Leaders in the New Normal 2.0 should ask themselves similar questions when assessing their competencies:
- Do I and those I lead have clarity, buy-in, and commitment to a compelling mission?
- Am I focusing on actionable priorities?
- Am I maintaining a “can- do” attitude?
- Am I focused on what is possible instead of only on current conditions?
- Am I authentic by modeling the best of the organization’s values and brand?
- Am I taking full advantage of digital services and social media? Do I have digital influence?
- Am I continuously giving and receiving feedback to encourage ongoing improvement and employee engagement?
Thriving in a New Age
Today, the New Normal 2.0 represents a seismic shift that matches or exceeds the changes that came with the Industrial or Information Ages. The upheaval spans our economy, culture, and workforce. It shapes how we use technology and how we deliver value to customers and communities.
Yet, many of the ways we run our businesses, lead and manage our employees, and service our customers still come from a command and control lens. This mindset represents a ball and chain that holds organizations back. What is needed is a whole new operating system for how leaders run their companies. Next-generation companies will reinvent themselves not by playing it safe or holding onto comfortable notions based on tradition.
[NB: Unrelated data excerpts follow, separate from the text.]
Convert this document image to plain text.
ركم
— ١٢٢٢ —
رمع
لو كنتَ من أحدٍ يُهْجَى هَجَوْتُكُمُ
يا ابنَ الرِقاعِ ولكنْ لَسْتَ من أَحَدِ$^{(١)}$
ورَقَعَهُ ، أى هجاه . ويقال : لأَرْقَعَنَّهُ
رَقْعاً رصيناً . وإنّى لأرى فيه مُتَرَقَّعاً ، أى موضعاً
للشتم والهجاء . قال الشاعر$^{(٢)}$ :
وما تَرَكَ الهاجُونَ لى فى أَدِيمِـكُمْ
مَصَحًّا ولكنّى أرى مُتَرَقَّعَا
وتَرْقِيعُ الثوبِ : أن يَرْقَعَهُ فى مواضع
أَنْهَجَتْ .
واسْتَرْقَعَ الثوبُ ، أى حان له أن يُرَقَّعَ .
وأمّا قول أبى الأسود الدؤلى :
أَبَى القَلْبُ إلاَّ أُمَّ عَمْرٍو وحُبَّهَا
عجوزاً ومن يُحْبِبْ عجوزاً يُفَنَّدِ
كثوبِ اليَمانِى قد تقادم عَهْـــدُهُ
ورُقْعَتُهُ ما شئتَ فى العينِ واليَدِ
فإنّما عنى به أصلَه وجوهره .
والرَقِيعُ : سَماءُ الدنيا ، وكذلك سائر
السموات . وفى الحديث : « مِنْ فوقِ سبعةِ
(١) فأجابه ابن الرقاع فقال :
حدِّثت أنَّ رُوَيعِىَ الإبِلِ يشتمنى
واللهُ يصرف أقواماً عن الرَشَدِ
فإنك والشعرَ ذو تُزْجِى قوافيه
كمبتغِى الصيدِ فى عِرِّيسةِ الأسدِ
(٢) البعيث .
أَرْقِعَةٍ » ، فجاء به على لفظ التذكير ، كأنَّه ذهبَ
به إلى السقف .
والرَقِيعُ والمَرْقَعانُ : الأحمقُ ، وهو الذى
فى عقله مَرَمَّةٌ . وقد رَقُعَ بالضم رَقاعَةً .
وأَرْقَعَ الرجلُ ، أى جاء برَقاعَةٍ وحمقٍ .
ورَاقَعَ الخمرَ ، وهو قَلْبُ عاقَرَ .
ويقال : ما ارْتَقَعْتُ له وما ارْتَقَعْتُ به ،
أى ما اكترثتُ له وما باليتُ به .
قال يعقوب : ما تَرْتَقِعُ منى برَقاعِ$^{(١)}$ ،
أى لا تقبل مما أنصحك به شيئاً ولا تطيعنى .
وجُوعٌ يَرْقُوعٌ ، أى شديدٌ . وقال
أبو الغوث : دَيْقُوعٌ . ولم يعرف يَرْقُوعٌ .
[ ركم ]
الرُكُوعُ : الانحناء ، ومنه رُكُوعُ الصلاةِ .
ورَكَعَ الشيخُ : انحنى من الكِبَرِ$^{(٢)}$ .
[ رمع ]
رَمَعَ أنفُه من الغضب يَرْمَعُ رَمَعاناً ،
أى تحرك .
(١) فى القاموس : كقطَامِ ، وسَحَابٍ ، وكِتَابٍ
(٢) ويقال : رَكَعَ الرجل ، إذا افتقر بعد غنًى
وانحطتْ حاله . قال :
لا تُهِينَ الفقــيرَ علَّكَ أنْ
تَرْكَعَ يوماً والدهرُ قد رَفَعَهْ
They will ask themselves questions that get to the heart of what it means to be human, what matters most, what society values, and how organizations can add real benefit without causing harm.
Leaders who embrace the New Normal 2.0 will find more power in the questions they ask than in the answers they provide. They will challenge their assumptions, surrender their conceits, rethink their principles, raise their sights, and push others to do the same. As Gary Hamel says in What Matters Now, “We know broadly what must be done to create organizations that are fit for the future. The only question is, ‘Who’s going to lead and who’s going to follow?’ How you answer that question matters most of all.”
“Yesterday’s industrial era model of growth is on its last tired legs today… What powered prosperity in the twentieth century won’t – and can’t – power prosperity in the twenty-first… The real threat to capitalism isn’t unfettered financial cunning. It is, instead, the inability (or unwillingness) of executives to confront the changing expectations of their stakeholders about the role of business in society.”
– Umair Hague, Director Havas Media Lab.